Quel est le regard de l’artiste sur une telle démarche menée par un théâtre sur le long terme et qui cherche à faire de l’être humain de proximité l’origine et le destinataire des œuvres qu’il produit ?
Quand je suis arrivé à Choisy en 2002 (en fait je n’y arrivais pas j’y revenais), je ne pense avoir eu conscience de la constance de la démarche et de son marquage dans le temps. Mes souvenirs restent un peu flous mais j’imaginais quelque chose qui durait une saison ou deux. Ce n’est que plus tard que j’ai perçu la dimension « historique » du travail amorcé. Plus tard quand je me suis rendu compte aussi que ce travail ressemblait étrangement au mien et que  nous partagions ainsi plus qu’un point de vue mais surtout une façon de dérouler un chemin de vie. Il est assez singulier que cette façon de voir soit la propriété d’un théâtre en tant que collectivité avec ses missions. Du coup, cette maison devient une maison « humaniste » qui partage son temps entre mission généraliste (découverte du spectacle vivant dans sa pluralité) et mission spécialisée (tentative de répétiti
on inlassable d’agrandissement du regard à la vue de son voisin). Les deux missions n’ayant de sens que si elles se servent l’une l’autre ou l’une de l’autre: apprendre à regarder près pour pouvoir élargir son regard vers le grand, le loin ; comprendre
 l’intime, le connu pour appréhender les mystères du monde qui du coup ne nous apparait plus comme étrange et hostile.
Ce théâtre serait donc une école ? rappelons l’origine de ce mot si familier : schola, signifie loisir consacré à l’étude, lui-même provenant du grec scholè (le loisir)…

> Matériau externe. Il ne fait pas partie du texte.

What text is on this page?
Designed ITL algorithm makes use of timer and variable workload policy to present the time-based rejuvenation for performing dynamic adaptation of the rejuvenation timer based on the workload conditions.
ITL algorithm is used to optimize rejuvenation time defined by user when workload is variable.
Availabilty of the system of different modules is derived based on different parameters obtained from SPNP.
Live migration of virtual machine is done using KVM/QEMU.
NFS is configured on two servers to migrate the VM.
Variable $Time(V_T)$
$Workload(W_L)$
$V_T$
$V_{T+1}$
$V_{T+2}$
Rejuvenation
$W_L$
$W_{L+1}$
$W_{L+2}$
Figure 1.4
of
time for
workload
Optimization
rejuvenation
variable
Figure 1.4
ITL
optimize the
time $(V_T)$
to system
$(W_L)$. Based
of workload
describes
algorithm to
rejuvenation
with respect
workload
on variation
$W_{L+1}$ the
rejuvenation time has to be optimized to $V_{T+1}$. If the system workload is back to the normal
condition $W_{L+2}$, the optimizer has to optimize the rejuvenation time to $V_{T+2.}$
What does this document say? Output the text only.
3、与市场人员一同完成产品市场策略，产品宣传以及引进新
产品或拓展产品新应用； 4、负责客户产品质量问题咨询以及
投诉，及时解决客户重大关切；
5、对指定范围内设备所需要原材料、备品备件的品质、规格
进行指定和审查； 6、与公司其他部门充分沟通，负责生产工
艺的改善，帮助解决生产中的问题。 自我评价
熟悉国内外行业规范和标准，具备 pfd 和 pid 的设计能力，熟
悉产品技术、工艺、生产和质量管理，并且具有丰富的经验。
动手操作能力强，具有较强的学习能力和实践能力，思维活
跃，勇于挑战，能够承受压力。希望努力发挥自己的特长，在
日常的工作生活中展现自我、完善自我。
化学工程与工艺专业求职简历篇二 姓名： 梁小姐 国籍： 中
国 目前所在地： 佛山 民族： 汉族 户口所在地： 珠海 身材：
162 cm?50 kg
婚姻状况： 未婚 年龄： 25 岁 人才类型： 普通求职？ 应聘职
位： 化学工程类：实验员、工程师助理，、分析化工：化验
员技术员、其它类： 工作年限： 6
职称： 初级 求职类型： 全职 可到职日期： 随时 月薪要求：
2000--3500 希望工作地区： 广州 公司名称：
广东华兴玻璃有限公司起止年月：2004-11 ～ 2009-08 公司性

Quelle est pour lui la contrainte et comment s’en accommode-t-il ? Est –elle en contradiction avec son parcours ou bien le nourrit-elle ? En a-t-il appris quelque chose ? Quoi ? Comment ?

Dans mon cas il n’y a pas eu de contrainte. J’ai travaillé sous le regard éclairé d’une équipe complice et bienveillante. Sans aucun doute que mon travail a trouvé un écho particulier chez Didier Mouturat, capitaine au long cours dont il a la barbe et le sens de l’orientation, de nuit à la lecture des étoiles. Sans aucun doute, cette rencontre m’a confirmé dans l’aridité et la singularité  d’un parcours qui est le mien aujourd’hui. Je sui reparti en laissant davantage qu’un spectacle de plus dans la saison. Etre ailleurs que dans une consommation mais accompagné par le sens qu’on donne aux choses visibles ou invisibles.  Les traces. Celles qu’on laisse, celles qu’on garde.
Comment ces aventures nous servent à inscrire encore plus profondément un sillon contre vents et marées et nous savons bien que les vents malins soufflent toujours pour faire dévier le frêle esquif sur les routes capricieuses de la création…Est-ce la bonne route, suis-je dans le vrai ? Pourquoi monter tel projet ou tel autre ? Comment le relier au sens que l’on donne à son travail dans ce qu’il a de plus intime et personnel ? 

Comment cette démarche apparait-elle dans le paysage que constitue le fonctionnement des théâtres aujourd’hui dans leur relation avec le public et avec les artistes ?
La démarche est rare. Elle doit être saluée. La fidélité n’est pas à la mode et la persévérance non plus. Quant à la réflexion et la recherche de sens, elle est souvent négligée et laisse place à un manque d’exigence justifié par de faux arguments oubliant souvent l’essentiel, la défense non pas d’un musée ou d’un temple déserté mais d’un théâtre, cette fenêtre ouverte toute grande sur le monde.